Sure there are a lot of attitudes the kids can adopt to help them deal with issues of poverty, abuse, addictions, depression, anxiety, self-mutilation, suicidal ideation, and a seemingly never ending list of problems that they have to face. I look for ways to point to them and I try to have the kids entertain certain attitudes that can help them deal with their present problems.
But, the healing attitudes I am going to discuss here are the ones that I try to put into practice so that I can be of the greatest service to others. I have discovered that I am more successful in my work if I can first get my head on straight by daily embracing these attitudes.
- An Attitude of Love and Compassion
- An Attitude of No Self or Ego
The Self is an insidious little devil since its wants and desires pop up in our heads all of the time. Not only that, but the Self is always looking for glory and it measures the respect and adulation it gets or doesn't get. The Self wants to be Loved but doesn't take the time to Love. It is built on the illusion of an infinite body and personality that is separate from the rest of Life. The illusion of a separate, eternal Self I have found to be the hardest to move past.
Fortunately, I have also found that if I am able to move beyond my own, often silly, thoughts and desires for Self then I am able to better help others.

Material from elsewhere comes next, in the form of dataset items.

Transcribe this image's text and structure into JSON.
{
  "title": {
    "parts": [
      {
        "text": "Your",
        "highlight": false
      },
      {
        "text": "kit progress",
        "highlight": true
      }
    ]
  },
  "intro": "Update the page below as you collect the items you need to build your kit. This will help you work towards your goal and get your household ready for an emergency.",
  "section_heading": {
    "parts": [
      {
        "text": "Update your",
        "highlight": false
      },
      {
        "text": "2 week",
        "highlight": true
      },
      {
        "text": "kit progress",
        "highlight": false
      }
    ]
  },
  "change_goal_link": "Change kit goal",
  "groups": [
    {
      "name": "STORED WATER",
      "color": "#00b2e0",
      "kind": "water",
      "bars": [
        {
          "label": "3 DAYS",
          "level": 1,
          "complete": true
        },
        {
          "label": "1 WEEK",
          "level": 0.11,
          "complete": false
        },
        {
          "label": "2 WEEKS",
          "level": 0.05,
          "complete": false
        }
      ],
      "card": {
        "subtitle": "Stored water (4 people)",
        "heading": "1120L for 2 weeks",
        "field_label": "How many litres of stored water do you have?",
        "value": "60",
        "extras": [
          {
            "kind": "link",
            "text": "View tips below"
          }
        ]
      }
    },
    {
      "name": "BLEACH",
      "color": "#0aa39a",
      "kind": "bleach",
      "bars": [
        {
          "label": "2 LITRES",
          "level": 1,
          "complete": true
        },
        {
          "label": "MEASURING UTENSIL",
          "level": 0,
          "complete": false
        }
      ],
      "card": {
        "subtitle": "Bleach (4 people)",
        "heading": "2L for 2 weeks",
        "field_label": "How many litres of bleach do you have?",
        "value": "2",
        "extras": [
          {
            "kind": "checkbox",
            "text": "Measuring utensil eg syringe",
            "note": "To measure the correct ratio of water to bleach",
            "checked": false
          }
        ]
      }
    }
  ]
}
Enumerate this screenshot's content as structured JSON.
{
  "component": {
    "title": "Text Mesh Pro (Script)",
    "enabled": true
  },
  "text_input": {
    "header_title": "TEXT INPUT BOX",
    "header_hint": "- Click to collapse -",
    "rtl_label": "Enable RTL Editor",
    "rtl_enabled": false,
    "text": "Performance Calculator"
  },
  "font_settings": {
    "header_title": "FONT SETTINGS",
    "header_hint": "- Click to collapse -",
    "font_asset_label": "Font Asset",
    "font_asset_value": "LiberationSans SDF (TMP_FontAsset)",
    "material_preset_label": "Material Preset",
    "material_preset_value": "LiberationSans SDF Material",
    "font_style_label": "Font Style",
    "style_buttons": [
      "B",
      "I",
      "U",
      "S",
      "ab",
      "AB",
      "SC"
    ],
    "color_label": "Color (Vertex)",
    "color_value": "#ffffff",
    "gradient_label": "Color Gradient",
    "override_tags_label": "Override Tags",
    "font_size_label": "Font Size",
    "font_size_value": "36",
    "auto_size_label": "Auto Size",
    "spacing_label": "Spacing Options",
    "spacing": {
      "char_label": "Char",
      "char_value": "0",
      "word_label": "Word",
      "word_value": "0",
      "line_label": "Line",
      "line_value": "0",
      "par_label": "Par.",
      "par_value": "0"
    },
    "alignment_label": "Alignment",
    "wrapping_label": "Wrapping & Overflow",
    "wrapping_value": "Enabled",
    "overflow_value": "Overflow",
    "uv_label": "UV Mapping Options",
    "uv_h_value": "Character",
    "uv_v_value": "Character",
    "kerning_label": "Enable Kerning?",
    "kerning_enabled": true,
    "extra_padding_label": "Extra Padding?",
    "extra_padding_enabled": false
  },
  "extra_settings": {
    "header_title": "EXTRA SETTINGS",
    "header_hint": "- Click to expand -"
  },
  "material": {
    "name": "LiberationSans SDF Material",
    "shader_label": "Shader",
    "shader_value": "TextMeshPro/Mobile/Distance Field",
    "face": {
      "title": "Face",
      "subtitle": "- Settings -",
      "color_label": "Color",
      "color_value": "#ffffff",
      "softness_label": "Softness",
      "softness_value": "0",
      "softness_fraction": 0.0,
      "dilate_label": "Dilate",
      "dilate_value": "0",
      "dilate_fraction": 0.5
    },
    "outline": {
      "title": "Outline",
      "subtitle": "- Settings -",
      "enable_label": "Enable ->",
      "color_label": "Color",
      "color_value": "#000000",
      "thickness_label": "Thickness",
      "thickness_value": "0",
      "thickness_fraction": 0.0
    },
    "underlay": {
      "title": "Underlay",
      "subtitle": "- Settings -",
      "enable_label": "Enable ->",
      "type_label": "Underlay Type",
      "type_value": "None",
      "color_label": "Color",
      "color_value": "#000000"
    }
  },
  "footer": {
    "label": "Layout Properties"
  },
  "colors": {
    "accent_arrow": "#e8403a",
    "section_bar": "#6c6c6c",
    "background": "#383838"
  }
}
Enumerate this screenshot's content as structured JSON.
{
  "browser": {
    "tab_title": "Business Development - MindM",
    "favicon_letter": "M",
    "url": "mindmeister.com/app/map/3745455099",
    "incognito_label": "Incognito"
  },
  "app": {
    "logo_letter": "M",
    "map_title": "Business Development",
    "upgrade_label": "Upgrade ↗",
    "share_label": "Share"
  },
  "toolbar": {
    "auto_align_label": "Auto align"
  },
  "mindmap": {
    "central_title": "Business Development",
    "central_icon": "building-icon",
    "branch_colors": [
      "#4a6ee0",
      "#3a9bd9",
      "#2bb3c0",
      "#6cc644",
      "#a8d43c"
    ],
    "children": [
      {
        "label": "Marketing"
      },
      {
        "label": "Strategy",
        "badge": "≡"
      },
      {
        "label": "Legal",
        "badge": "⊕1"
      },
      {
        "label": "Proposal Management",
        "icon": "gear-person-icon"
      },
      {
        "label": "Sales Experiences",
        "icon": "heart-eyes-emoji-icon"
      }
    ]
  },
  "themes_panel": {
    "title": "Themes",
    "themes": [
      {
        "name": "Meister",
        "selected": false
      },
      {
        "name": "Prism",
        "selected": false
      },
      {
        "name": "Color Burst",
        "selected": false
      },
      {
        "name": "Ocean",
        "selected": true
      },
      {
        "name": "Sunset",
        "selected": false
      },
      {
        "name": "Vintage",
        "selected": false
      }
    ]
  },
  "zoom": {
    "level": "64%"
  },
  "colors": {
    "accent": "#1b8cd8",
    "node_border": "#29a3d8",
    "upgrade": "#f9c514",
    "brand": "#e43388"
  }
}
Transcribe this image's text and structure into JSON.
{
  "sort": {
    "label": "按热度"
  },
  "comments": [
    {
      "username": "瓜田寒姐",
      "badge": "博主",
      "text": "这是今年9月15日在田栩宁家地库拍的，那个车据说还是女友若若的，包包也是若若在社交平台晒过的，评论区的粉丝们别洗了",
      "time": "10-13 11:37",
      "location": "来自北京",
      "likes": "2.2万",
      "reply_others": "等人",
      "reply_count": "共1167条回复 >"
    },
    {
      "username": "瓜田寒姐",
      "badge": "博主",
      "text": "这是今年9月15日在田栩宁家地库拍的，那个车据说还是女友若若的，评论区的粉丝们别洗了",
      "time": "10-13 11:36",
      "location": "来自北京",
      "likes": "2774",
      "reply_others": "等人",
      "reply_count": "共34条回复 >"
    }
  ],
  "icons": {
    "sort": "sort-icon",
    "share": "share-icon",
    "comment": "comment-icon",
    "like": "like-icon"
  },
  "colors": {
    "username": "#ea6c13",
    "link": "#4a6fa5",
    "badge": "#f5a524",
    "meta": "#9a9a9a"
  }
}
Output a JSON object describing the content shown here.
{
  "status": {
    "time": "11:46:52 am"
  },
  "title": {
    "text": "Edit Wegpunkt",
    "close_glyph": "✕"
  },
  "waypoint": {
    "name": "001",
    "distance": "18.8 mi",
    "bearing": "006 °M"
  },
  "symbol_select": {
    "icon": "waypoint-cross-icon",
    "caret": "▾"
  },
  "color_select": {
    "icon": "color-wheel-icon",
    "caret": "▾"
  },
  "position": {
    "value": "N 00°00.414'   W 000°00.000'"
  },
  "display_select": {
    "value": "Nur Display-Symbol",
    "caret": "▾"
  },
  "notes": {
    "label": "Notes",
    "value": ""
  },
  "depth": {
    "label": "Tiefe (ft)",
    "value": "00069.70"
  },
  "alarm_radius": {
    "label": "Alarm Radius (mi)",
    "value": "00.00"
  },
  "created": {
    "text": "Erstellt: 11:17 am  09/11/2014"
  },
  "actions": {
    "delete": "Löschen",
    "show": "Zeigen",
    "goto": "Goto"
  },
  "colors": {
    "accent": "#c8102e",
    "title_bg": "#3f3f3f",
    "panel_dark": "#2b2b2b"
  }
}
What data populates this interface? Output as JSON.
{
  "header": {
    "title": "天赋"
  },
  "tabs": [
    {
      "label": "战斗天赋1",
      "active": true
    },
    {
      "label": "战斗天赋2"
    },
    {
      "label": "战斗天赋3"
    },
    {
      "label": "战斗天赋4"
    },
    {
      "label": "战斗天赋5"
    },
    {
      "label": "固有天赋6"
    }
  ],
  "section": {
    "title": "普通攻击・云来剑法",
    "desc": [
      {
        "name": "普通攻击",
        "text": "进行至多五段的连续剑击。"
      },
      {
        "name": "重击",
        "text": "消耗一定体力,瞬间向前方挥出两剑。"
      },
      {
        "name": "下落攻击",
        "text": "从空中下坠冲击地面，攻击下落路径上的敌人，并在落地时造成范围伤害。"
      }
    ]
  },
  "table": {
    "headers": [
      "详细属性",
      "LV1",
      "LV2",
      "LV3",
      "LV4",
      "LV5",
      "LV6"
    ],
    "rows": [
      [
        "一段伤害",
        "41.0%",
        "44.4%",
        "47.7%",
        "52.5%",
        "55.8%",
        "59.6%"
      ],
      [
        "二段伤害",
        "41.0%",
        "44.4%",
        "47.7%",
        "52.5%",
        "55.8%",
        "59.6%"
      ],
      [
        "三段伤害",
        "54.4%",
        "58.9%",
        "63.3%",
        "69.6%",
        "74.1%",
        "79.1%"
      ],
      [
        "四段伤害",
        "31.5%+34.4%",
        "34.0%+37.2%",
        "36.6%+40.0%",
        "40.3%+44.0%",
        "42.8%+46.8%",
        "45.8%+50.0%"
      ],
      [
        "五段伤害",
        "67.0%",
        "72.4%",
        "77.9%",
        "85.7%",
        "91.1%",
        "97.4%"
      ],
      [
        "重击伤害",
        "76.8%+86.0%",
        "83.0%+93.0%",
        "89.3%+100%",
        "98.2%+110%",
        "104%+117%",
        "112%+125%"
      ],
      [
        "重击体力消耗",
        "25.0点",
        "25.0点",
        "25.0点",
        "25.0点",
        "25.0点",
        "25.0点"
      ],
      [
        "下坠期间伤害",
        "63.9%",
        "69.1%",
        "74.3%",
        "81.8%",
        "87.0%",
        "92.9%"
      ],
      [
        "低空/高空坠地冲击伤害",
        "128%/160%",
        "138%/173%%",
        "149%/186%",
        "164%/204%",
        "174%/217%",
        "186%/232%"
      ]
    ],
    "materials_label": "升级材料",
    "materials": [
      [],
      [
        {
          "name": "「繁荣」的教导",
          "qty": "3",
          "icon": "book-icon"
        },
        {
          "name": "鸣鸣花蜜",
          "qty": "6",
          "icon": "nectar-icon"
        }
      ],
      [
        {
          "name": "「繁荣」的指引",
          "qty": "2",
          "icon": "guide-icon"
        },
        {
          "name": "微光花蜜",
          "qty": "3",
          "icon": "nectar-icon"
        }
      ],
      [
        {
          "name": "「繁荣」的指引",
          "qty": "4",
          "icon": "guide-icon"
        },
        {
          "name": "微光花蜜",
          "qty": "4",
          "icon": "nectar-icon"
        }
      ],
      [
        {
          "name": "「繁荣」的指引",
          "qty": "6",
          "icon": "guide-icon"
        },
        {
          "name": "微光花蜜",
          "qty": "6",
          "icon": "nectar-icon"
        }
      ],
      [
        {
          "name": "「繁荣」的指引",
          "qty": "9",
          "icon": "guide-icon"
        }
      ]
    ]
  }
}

This understanding often motivates me to move past my own Self-Focus.
The focus on Self gets in the way of awareness and correct understanding so that helping others is more difficult. Moving beyond that Self-Focus allows for a greater connectedness and empathy with others so that we can make better choices to help in healing.
- An Attitude of Patience
- An Attitude of Letting Go (Stillness)
Obviously when there are safety issues then we need to be actively seeking to help others. But I have also found that people have to be feel free to grow and make their own decisions. Sometimes that means that they make some bad choices and/or they don't much want to be helped out. I have learned that in those cases it is best to honor the person by allowing that person their choices and their space.
Developing an inner stillness is helpful in Letting Go. That means allowing life to take its course and being ready to step up and help when needed. I meditate several times a day but I also take a little time often to try to still my mind and just sit. I find that this Letting Go process gives me a little more energy and clarity so that I can be of greater service.